Yao Liu, Wenjie Wang, Yifei Feng, Bo Peng, Jianguo Yao, and Haibing Guan, Shanghai Jiao Tong University
Arbitrary-Precision Quantization (APQ), which uses asymmetric bit-widths for weights and activations (e.g., W4A8), is a prevalent technique for LLM inference because of its excellent accuracy-performance balance. APQ transforms the general matrix multiplications (GEMM), the core of LLM computation, into mixed-precision GEMM (mpGEMM) whose two operand matrices have different quantization bit-widths. However, we identify that the computation paradigms of mpGEMM in current APQ LLM inference systems are sub-optimal because the shapes and bit-widths of mpGEMM tasks in APQ LLM are highly variable, whereas existing static and workload-unaware paradigms can only accelerate mpGEMM tasks with the same or similar shapes and bit-widths.
Based on this finding, we propose ADAngel, a framework for creating a workload-adaptive mpGEMM computation core for target LLMs. The theoretical foundation of ADAngel is the DPR (Decomposition-Partial Product-Reconstruction) computation model, which enables systematic generation of a diverse portfolio of mpGEMM algorithms by specifying different bit-partition schemes.
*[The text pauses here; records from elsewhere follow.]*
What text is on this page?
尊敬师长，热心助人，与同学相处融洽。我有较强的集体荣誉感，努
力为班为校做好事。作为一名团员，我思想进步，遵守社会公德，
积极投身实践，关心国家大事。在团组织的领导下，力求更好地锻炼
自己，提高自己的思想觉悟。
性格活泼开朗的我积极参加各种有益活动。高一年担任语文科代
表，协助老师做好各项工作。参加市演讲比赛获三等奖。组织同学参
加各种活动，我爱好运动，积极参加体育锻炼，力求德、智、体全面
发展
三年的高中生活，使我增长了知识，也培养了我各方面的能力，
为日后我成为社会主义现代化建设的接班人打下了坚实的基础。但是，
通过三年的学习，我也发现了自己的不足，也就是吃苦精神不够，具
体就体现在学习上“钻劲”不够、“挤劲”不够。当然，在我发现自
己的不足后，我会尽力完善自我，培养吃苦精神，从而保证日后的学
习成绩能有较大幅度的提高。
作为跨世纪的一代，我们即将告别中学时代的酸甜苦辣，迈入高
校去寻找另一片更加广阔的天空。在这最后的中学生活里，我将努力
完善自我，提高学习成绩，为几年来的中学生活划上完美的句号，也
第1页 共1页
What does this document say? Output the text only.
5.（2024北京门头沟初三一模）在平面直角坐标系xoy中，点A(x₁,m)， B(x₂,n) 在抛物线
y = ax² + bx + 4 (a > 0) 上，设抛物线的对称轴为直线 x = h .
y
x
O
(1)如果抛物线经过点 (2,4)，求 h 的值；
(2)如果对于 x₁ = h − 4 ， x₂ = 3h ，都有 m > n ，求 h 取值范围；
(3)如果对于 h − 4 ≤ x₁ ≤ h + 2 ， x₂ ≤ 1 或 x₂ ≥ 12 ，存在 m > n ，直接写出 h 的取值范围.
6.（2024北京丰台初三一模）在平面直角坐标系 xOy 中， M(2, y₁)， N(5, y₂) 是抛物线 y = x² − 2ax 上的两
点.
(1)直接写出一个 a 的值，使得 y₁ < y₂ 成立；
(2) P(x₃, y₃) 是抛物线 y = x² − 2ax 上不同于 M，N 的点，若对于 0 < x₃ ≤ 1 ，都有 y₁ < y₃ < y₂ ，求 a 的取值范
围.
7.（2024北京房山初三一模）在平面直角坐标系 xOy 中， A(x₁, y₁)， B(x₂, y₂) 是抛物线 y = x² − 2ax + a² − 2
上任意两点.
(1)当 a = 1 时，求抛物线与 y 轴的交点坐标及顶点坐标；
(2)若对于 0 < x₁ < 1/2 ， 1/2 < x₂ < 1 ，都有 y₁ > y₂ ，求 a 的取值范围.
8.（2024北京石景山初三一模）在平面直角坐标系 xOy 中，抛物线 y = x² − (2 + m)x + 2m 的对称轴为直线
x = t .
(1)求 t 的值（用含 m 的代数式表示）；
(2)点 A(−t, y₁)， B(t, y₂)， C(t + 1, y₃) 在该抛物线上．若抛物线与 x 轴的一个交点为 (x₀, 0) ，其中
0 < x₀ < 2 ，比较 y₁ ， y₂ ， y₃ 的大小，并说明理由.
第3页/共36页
Guided by this model, ADAngel constructs a Computation Strategy Set comprising several highly optimized mpGEMM kernels, and exhaustively analyzes the strategy set to create an Oracle Policy Map, which enables a lightweight dispatcher to select and execute the optimal kernel for runtime mpGEMM tasks with negligible overhead. Our evaluation shows that the ADAngel-specialized engine achieves up to a 5.10× speedup in decode throughput over llama.cpp; while in the prefill stage, it demonstrates its adaptivity by delivering speedups ranging from 1.17× to 2.38× over TensorRT-LLM in Time-To-First-Token (TTFT).